Anmerkungen zur Zielbestimmung körper- und bewegungsorientierter Bildungsprozesse bei Jugendlichen
  • Gerd Hölter

Zusammenfassung

1926 fand in Düsseldorf unter dem Namen Gesolei eine Art ‚Bundesgartenschau‘ des Gesundheits- und Sozialwesens statt: mit über 7 Millionen Besuchern, Sonderzügen aus ganz Deutschland und einer enormen Resonanz in der Presse.
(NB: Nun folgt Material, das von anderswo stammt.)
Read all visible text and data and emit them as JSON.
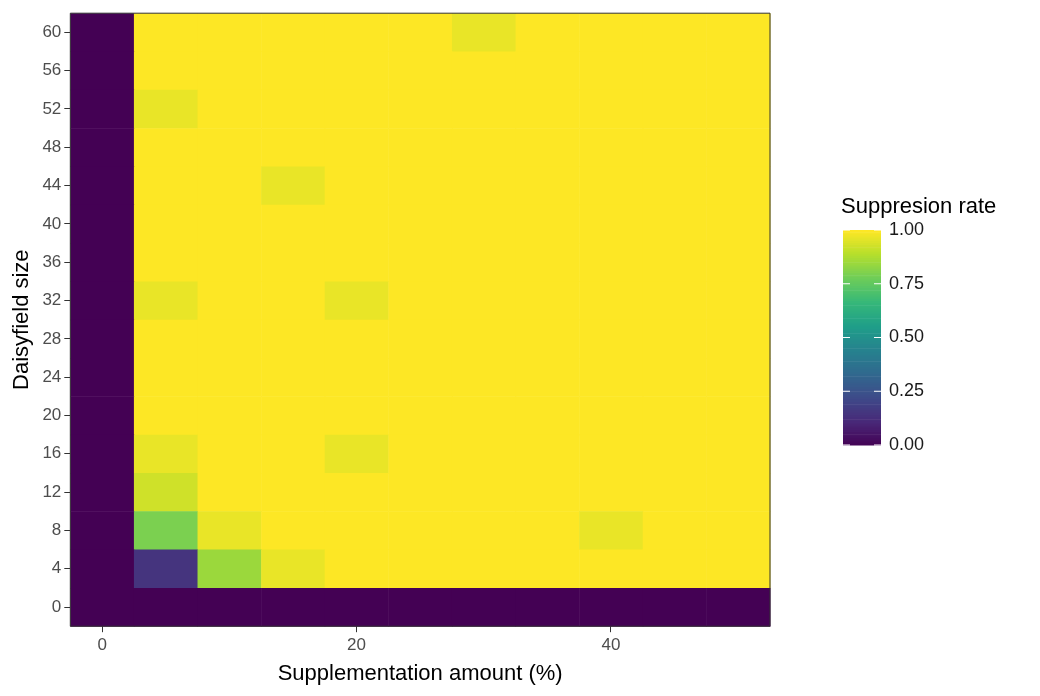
{
  "chart_data": {
    "type": "heatmap",
    "xlabel": "Supplementation amount (%)",
    "ylabel": "Daisyfield size",
    "clabel": "Suppresion rate",
    "categories": [
      "0",
      null,
      null,
      null,
      "20",
      null,
      null,
      null,
      "40",
      null,
      null
    ],
    "y_categories": [
      "60",
      "56",
      "52",
      "48",
      "44",
      "40",
      "36",
      "32",
      "28",
      "24",
      "20",
      "16",
      "12",
      "8",
      "4",
      "0"
    ],
    "cells": [
      [
        0,
        1,
        1,
        1,
        1,
        1,
        0.97,
        1,
        1,
        1,
        1
      ],
      [
        0,
        1,
        1,
        1,
        1,
        1,
        1,
        1,
        1,
        1,
        1
      ],
      [
        0,
        0.97,
        1,
        1,
        1,
        1,
        1,
        1,
        1,
        1,
        1
      ],
      [
        0,
        1,
        1,
        1,
        1,
        1,
        1,
        1,
        1,
        1,
        1
      ],
      [
        0,
        1,
        1,
        0.97,
        1,
        1,
        1,
        1,
        1,
        1,
        1
      ],
      [
        0,
        1,
        1,
        1,
        1,
        1,
        1,
        1,
        1,
        1,
        1
      ],
      [
        0,
        1,
        1,
        1,
        1,
        1,
        1,
        1,
        1,
        1,
        1
      ],
      [
        0,
        0.97,
        1,
        1,
        0.97,
        1,
        1,
        1,
        1,
        1,
        1
      ],
      [
        0,
        1,
        1,
        1,
        1,
        1,
        1,
        1,
        1,
        1,
        1
      ],
      [
        0,
        1,
        1,
        1,
        1,
        1,
        1,
        1,
        1,
        1,
        1
      ],
      [
        0,
        1,
        1,
        1,
        1,
        1,
        1,
        1,
        1,
        1,
        1
      ],
      [
        0,
        0.97,
        1,
        1,
        0.97,
        1,
        1,
        1,
        1,
        1,
        1
      ],
      [
        0,
        0.93,
        1,
        1,
        1,
        1,
        1,
        1,
        1,
        1,
        1
      ],
      [
        0,
        0.8,
        0.97,
        1,
        1,
        1,
        1,
        1,
        0.97,
        1,
        1
      ],
      [
        0,
        0.15,
        0.85,
        0.97,
        1,
        1,
        1,
        1,
        1,
        1,
        1
      ],
      [
        0,
        0,
        0,
        0,
        0,
        0,
        0,
        0,
        0,
        0,
        0
      ]
    ],
    "clim": [
      0,
      1
    ],
    "cticks": [
      {
        "value": 0,
        "label": "0.00"
      },
      {
        "value": 0.25,
        "label": "0.25"
      },
      {
        "value": 0.5,
        "label": "0.50"
      },
      {
        "value": 0.75,
        "label": "0.75"
      },
      {
        "value": 1,
        "label": "1.00"
      }
    ]
  }
}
Der Name Gesolei bringt GEsundheitspflege, SOzialfürsorge und LEIbesübungen als

„die drei Leitsterne, unter denen sich das deutsche Leben in der nächsten Zukunft abspielen muss“

zusammen (Gesolei 1927, 46). Zu einer ‚Hochzeit‘ der Lebensreformbewegung, die u.a. durch einen umfassenden Ganzheitsanspruch von der Ernährung über die Hausgestaltung bis zum Nacktturnen geprägt war, wurde Sozialarbeit eng mit pflegerischen und hygienischen Aspekten verknüpft. Leibesübungen, vor allem unterschiedliche Facetten der Gymnastik sowie Erlebnisse in der freien Natur als Vorläufer der Erlebnispädagogik, schienen in diesem Zusammenhang probate Mittel zur Beeinflussung eines gesundheitsförderlichen Lebensstils zu sein.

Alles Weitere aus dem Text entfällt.